In the immediate aftermath, many among the living became part of a new population of amputees, and the psychological effects of the trauma remain trapped in the bodies of those who, to this day, have yet to have access to the psychosocial services necessary to alleviate the post-traumatic stress disorder and other ills that now entrap them.
Those of us lot bo dlo, or “on the other side of the water,” as they say, who make our homes elsewhere, experienced what would become new signifiers for the space that stretches between here and there, making us part of Haiti’s diaspora. We watched the stories develop on television. With phone lines down and others types of communication inaccessible, it would take days and, in some instances, weeks and even months to learn what had happen to some of our kin. In other cases, such news is constructed from deductive reasoning, since it is clear that, at this point, if we have not heard from or of our friends and relatives, then they must have perished. The specifics (when, where, and how) remain mysteries, as the possibility of closure is even more improbable in many cases, given the logistics of displacement, the inhumane government discard of the dead, and the economics of retrieval.
It is said that 70 percent of Haiti’s diaspora (numbered at around one million) has suffered direct loss. The 30 percent who were not impacted directly remain implicated, because all of us know of someone who knows someone who knows someone else who perished in the quake. Actually, in most cases, all it takes is one degree of separation.

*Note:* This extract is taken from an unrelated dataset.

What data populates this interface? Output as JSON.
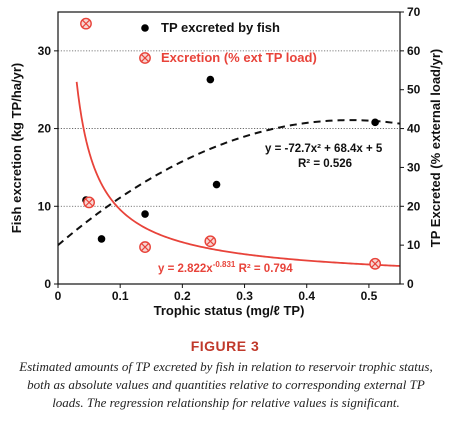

As with any other natural disaster, it is women who are disproportionately affected. The situation in Haiti was no different. In fact, in some ways, it was worse. As the potomitan of their families,24 women bear the responsibility of having to be present to care for their children, parents, and other dependent family members. With little to no infrastructure and in the absence of a state that has historically abandoned its nation, services were delivered to very few.